From experts on working with court-mandated populations, this book shows how motivational interviewing (MI) can help offenders move beyond resistance or superficial compliance and achieve meaningful behavior change. Using this evidence-based approach promotes succesful rehabilitation and reentry by drawing on clients' values, goals, and strengths—not simply telling them what to do. The authors clearly describe the core techniques of MI and bring them to life with examples and sample dialogues from a range of criminal justice and forensic settings. Of crucial importance, the book addresses MI implementation in real-world offender service systems, including practical strategies for overcoming obstacles.
This title is part of the Applications of Motivational Interviewing Series, edited by Stephen Rollnick, William R. Miller, and Theresa B. Moyers.
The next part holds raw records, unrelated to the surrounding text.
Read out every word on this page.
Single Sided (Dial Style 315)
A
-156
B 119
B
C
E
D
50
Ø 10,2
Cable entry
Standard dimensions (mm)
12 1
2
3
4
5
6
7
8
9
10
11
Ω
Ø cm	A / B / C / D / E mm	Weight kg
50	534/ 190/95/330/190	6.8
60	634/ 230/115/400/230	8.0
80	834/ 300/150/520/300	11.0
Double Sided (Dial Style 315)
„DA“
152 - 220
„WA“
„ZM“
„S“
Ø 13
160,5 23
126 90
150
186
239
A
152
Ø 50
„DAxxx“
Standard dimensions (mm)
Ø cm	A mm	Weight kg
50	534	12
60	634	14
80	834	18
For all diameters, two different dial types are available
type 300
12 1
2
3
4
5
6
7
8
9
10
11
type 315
“This is a book that many of us have been anticipating for a long time. MI is one of a small number of true evidence-based (and strengths-based!) success stories in offender rehabilitation. This book brings the technique alive in a way that I hope will transform theory and practice in the field.”
—Shadd Maruna, PhD, Professor of Criminology, University of Manchester, United Kingdom
“MI has deservedly gained a substantial national and international following because of its positive pathways to creating change. This clearly written, easily accessible book—with examples throughout—explains the philosophy, rationale, strategy, and tactics of applying MI in criminal justice and related settings. Mental health and criminal justice professionals and students who are interested in correctional rehabilitation, probation and parole, offender reentry, restorative justice, or alternative dispute resolution should view this book as essential reading.”
—Bruce D. Sales, PhD, JD, ScD (h.c.), Virginia L. Roberts Professor, Department of Criminal Justice, Indiana University Bloomington
About the Authors:
Jill D. Stinson, PhD, is Assistant Professor and Director of Clinical Training in the Department of Psychology at East Tennessee State University. She previously served as an administrator and sex offender treatment coordinator at Fulton State Hospital, a maximum- and intermediate-security forensic mental health hospital in Missouri. Her research and publications focus on sex offenders with serious mental illness, the role of self-regulation in treatment of personality and severe behavior disorders, and the impact of early childhood trauma in high-risk psychiatric and offender populations. Dr. Stinson is an active member of the Association for the Treatment of Sexual Abusers and an Associate Editor of Sexual Abuse: A Journal of Research and Treatment.
Michael D. Clark, MSW, is Director of the Center for Strength-Based Strategies, a Michigan-based training and technical assistance group. His interests lie in the application of strength-based and motivational practices for marginalized, court-mandated populations. Mr. Clark served for 16 years as a probation officer and a court magistrate in Lansing, Michigan. He is a board member of the International Association for Correctional and Forensic Psychology and recently served on an expert panel for the United Nations Office on Drugs and Crime in Vienna, Austria. A member of the Motivational Interviewing Network of Trainers (MINT), he delivers MI training in blended learning formats to probation officers, reentry staff, juvenile justice professionals,and addiction counselors across the United States. His website is www.buildmotivation.com.